Nate Jackson edited this page Apr 18, 2018 · 7 revisions

This pages describes how to store password in a secure fashion and retrieve password from offlineimap and msmtp

Introduce password manager

Both offlineimap and msmtp can read password from config file or ~/.netrc. But that doesn't sounds very secure. Luckily we have password managers tackling this problem. The following instructions will guide you configuring offlineimap and msmtp to integrate with your system's password manager(referred to as "keyring").

First you need a keyring installed and running. For OS X, Gnome and KDE users, you should already have the default keyring ready to serve. For users of other desktop environment, see https://wiki.archlinux.org/index.php/Gnome-keyring for how to get gnome-keyring running.

Access keyring from Python

Install Python and the python-keyring module for your system:

Optionally, if you want to use gnome-keyring / kwallet as the backend for python-keyring, you'll need to install corresponding adapter module like libgnome-keyring, python2-gobject and alike.
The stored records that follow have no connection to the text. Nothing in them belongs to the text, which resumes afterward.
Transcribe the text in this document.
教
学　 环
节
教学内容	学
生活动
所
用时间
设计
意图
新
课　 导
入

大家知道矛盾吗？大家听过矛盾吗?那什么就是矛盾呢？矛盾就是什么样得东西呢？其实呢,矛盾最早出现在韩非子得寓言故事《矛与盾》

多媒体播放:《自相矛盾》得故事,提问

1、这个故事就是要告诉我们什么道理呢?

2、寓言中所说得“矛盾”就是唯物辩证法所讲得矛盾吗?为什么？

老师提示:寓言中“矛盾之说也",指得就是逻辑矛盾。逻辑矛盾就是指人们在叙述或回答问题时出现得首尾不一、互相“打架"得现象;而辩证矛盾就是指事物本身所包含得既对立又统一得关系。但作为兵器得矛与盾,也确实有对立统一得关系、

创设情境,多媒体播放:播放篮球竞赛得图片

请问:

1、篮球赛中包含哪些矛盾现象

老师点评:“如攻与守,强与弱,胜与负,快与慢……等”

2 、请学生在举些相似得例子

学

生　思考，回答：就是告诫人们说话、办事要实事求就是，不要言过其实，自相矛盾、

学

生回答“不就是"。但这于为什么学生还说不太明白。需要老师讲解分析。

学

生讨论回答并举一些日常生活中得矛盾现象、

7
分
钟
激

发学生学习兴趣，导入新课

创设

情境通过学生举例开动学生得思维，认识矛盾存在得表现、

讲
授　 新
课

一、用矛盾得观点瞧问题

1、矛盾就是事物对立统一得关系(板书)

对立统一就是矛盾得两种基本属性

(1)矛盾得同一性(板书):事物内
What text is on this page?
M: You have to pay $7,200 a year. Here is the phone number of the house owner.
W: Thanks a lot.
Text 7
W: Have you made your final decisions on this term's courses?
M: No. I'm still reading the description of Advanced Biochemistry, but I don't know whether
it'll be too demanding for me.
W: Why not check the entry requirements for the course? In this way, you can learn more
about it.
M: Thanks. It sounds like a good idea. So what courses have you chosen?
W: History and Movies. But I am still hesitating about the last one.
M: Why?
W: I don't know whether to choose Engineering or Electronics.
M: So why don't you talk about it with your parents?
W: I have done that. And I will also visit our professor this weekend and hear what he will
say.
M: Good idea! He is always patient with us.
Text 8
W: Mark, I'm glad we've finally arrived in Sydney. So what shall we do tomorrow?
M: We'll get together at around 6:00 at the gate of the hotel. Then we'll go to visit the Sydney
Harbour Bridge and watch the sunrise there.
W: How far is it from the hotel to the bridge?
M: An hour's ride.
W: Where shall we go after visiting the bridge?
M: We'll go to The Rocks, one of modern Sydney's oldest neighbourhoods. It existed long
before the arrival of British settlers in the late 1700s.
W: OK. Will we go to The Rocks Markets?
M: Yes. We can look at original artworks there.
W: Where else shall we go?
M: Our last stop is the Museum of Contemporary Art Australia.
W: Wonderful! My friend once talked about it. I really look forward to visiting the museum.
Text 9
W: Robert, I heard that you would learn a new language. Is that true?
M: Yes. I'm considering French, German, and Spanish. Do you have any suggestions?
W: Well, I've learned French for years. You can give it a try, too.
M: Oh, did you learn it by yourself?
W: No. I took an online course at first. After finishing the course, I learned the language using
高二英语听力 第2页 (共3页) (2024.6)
Now you can store your password securely via Python:

$ python -c "import keyring; keyring.set_password('gmail', 'personal', 'PASSWORD')"
# Test that the password is successfully stored:
$ python -c "import keyring; print(keyring.get_password('gmail', 'personal'))"
PASSWORD

Retrieve password from offlineimap

Offlineimap can run Python code to retrieve password.

Open your ~/.offlineimaprc with your editor. Find the remote repository and edit like this:

[general]
pythonfile = ~/.offlineimap.py

[Repository personal-remote]
remoteuser = user@domain.com
# Comment out or remove the `remotepass` line
# remotepass = password 
# Use remotepasseval instead:
remotepasseval = keyring.get_password('gmail', 'personal')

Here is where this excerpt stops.